Academic mysteries seem not to have caught on, although some honorable authors have tried their hand—including Anthony Boucher (The Case of the Seven of Calvary, tracing way back to the ‘30s), Josephine Tey’s Miss Pym Disposes (1940s), American Sharyn McCrumb (Bimboes of the Death Sun and Zombies of the Gene Pool-1990s), and right on up to John Grisham, with The Summons in the early years of the 21st century.

But the only sustained academic series seems to be the Kate Fansler mysteries by Amanda Cross (a pen name for professor and feminist author Carolyn G. Heilbrun). Kate, professor of English, is featured in close to twenty adventures, and most of the murders are set on campus and involve academic colleagues, either as victim or perpetrator or both.

Libraries also offer a small world, although that world, like academia, has not been much explored as a setting for mysteries. You might make a case for the popular Aurora Teagarden books by Charlaine Harris. Aurora is a librarian and some scenes take place in her library. Otherwise, again, single titles come to mind: Sylvia Nash’s Benjamin’s Ghosts and Ellen Butler’s Poplar Place, not set in a library but with a lot of the action in one. As with academic settings, there seems to be no sustained series set in a library.

I don’t know if the conclusion means that those settings just don’t work with readers or that no one has given them a fair try. My Oak Grove Mysteries are academic—Susan Hogan is an associate professor of English at a university in a small, west Texas town. The first book, The Perfect Coed, takes place mostly but not entirely on campus; in Pigface and the Perfect Dog, the action moves ore to the town than the campus.

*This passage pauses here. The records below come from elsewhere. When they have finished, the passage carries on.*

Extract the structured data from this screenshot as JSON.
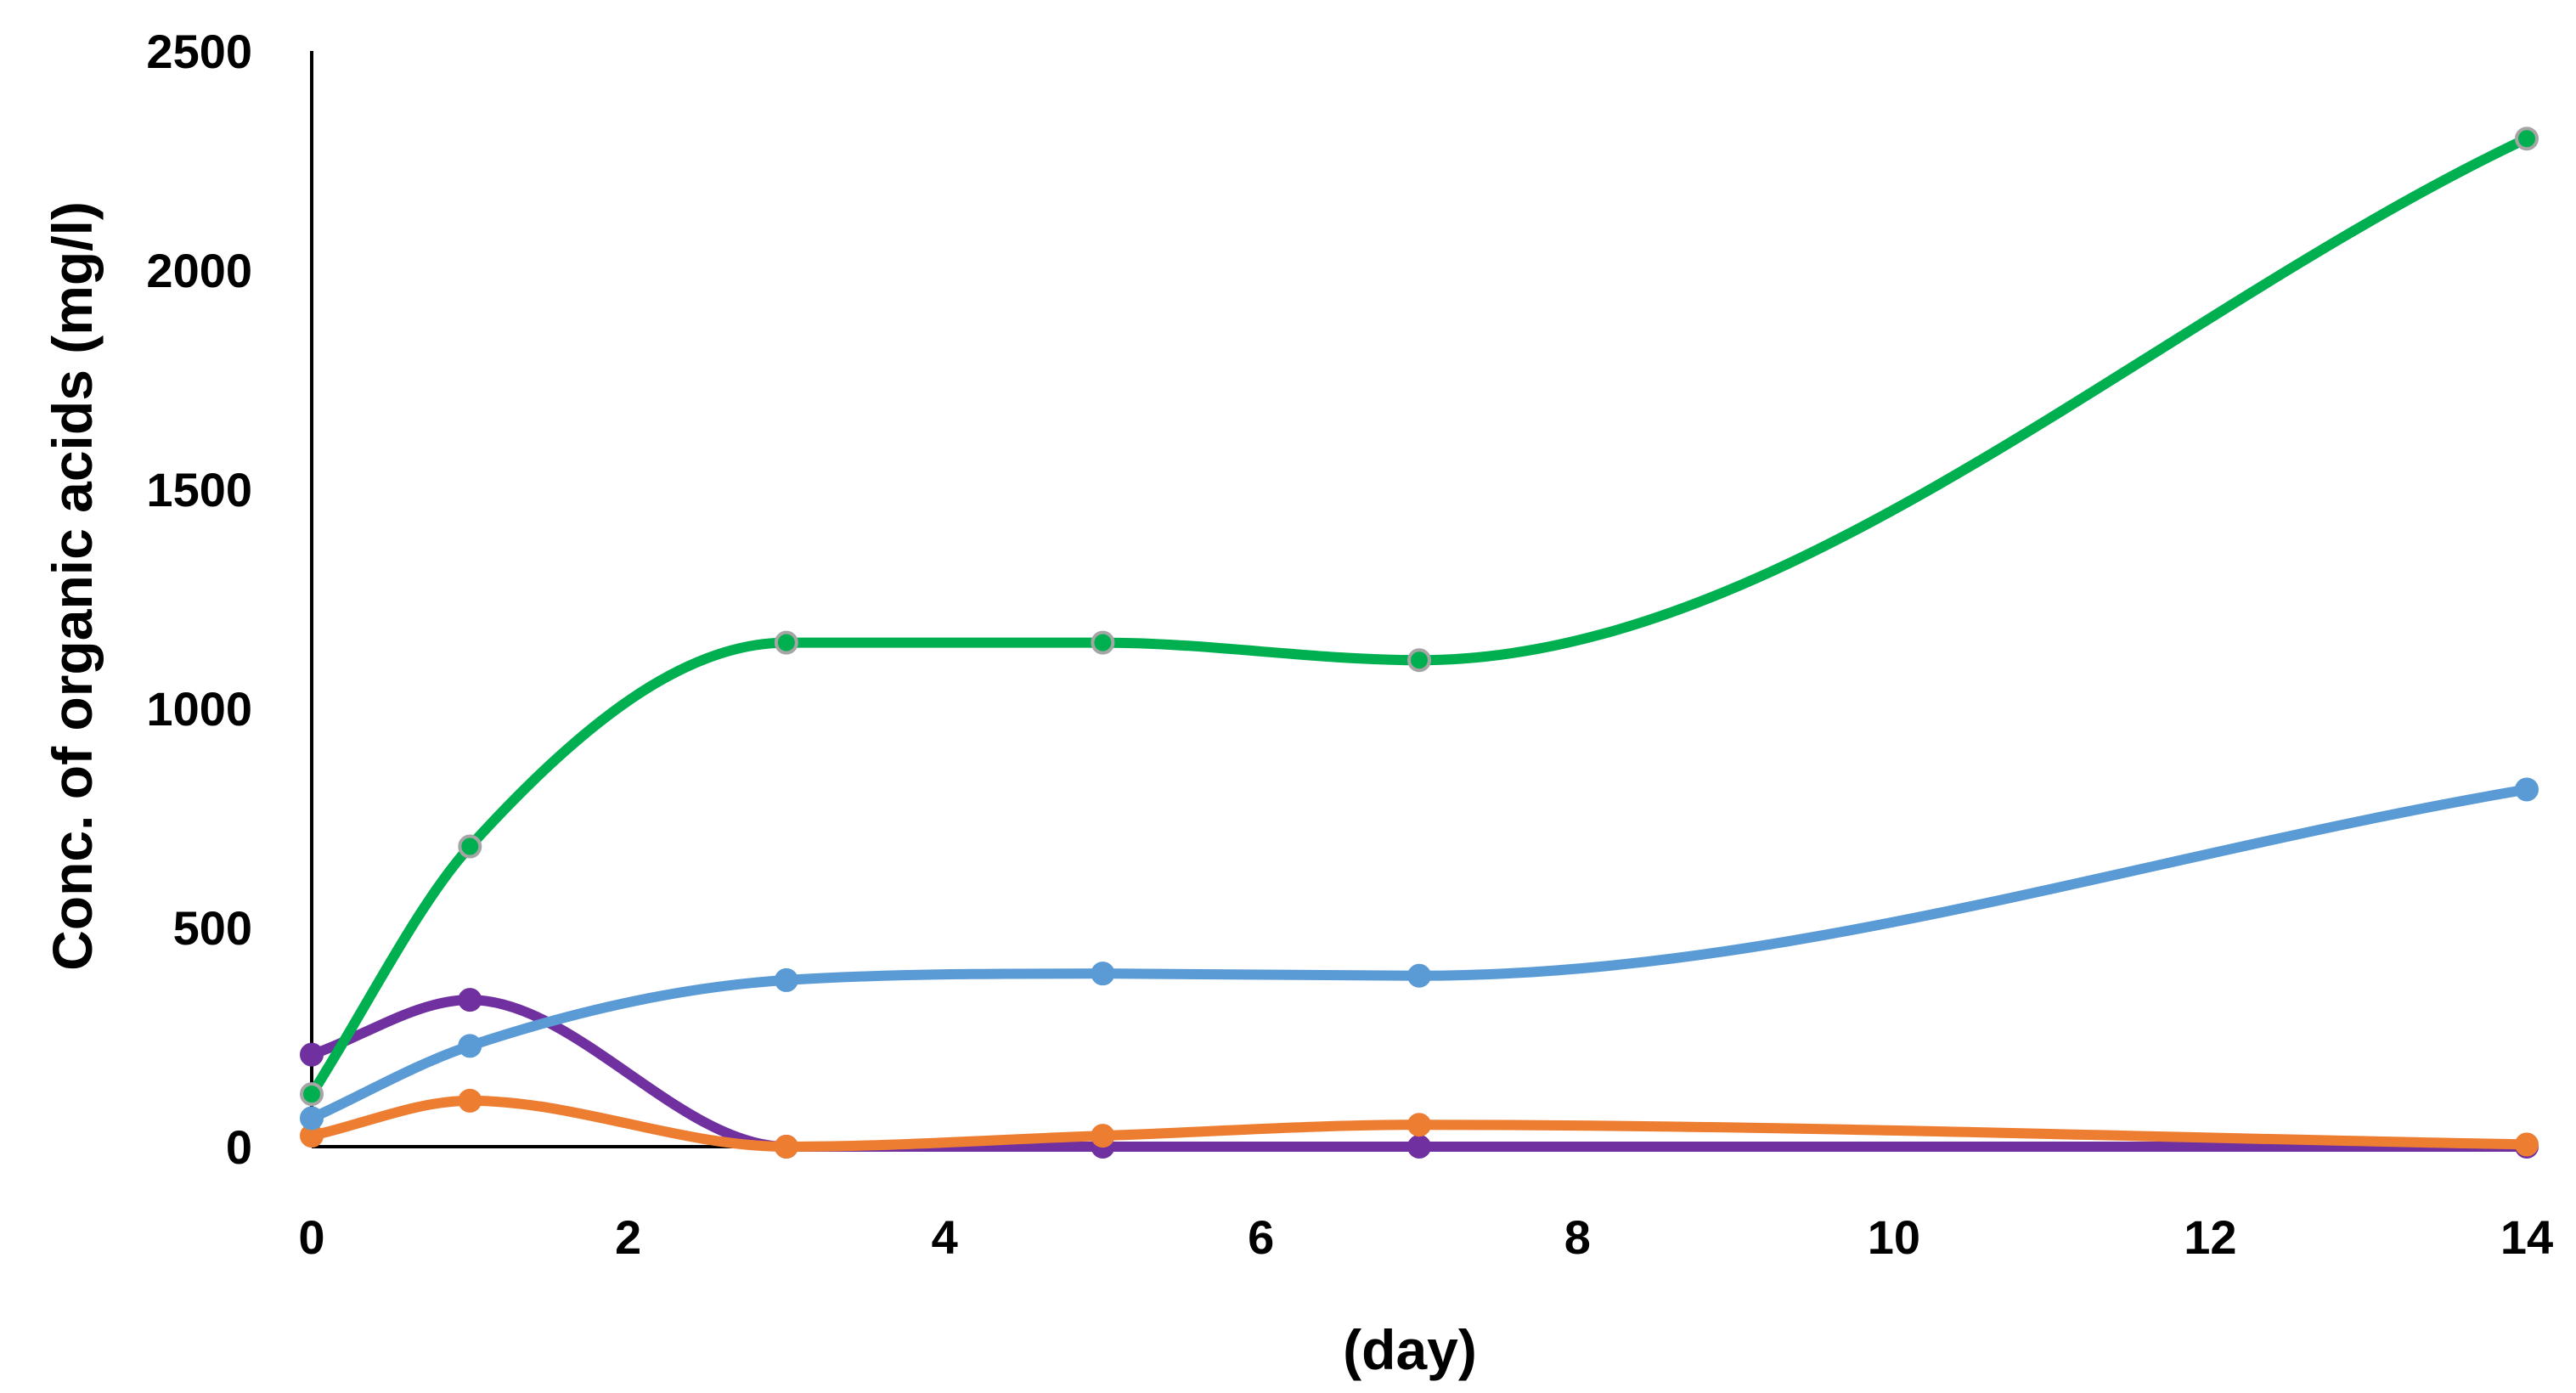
{
  "chart_data": {
    "type": "line",
    "title": "",
    "xlabel": "(day)",
    "ylabel": "Conc. of organic acids (mg/l)",
    "xlim": [
      0,
      14
    ],
    "ylim": [
      0,
      2500
    ],
    "x_ticks": [
      0,
      2,
      4,
      6,
      8,
      10,
      12,
      14
    ],
    "y_ticks": [
      0,
      500,
      1000,
      1500,
      2000,
      2500
    ],
    "grid": false,
    "legend": "none",
    "series": [
      {
        "color": "#7030A0",
        "marker_edge": "#7030A0",
        "points": [
          [
            0,
            210
          ],
          [
            1,
            335
          ],
          [
            3,
            0
          ],
          [
            5,
            0
          ],
          [
            7,
            0
          ],
          [
            14,
            0
          ]
        ]
      },
      {
        "color": "#ED7D31",
        "marker_edge": "#ED7D31",
        "points": [
          [
            0,
            25
          ],
          [
            1,
            105
          ],
          [
            3,
            0
          ],
          [
            5,
            25
          ],
          [
            7,
            50
          ],
          [
            14,
            5
          ]
        ]
      },
      {
        "color": "#5B9BD5",
        "marker_edge": "#5B9BD5",
        "points": [
          [
            0,
            65
          ],
          [
            1,
            230
          ],
          [
            3,
            380
          ],
          [
            5,
            395
          ],
          [
            7,
            390
          ],
          [
            14,
            815
          ]
        ]
      },
      {
        "color": "#00B050",
        "marker_edge": "#A5A5A5",
        "points": [
          [
            0,
            120
          ],
          [
            1,
            685
          ],
          [
            3,
            1150
          ],
          [
            5,
            1150
          ],
          [
            7,
            1110
          ],
          [
            14,
            2300
          ]
        ]
      }
    ]
  }
}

Could it be that the world of libraries or college is too small to sustain a series? An author quickly runs into the Cabot Cove syndrome, where it stretches credibility that so many murders occur in such a small population. The small town offers more diversity that a library or a college campus, yet not the unmanageable crowds of the big city.

About the Author

Judy Alter is the author of six books in the Kelly O’Connell Mysteries, two books in the Blue Plate Café Mysteries; and two in the Oak Grove Mysteries. Pigface and the Perfect Dog follows The Perfect Coed in this series of mysteries set on a university campus. Judy is no stranger to college campuses. She attended the University of Chicago, Truman State University in Missouri, and Texas Christian University, where she earned a Ph.D. and taught English. For twenty years, she was director of TCU Press, the book publishing program of the university. The author of many books for both children and adults primarily on women of the American West, she retired in 2010 and turned her attention to writing contemporary cozy mysteries.

She holds awards from the Western Writers of America, the National Cowboy Museum and Hall of Fame, and the Texas Institute of Letters. She was inducted into the Texas Literary Hall of Fame and recognized as an Outstanding Woman of Fort Worth and a woman who has left her mark on Texas. Western Writers of America gave her the Owen Wister Award for Lifetime Achievement and will induct her into its Hall of Fame in June 2015.

The single parent of four and the grandmother of seven, she lives in Fort Worth, Texas, with her perfect dog, Sophie.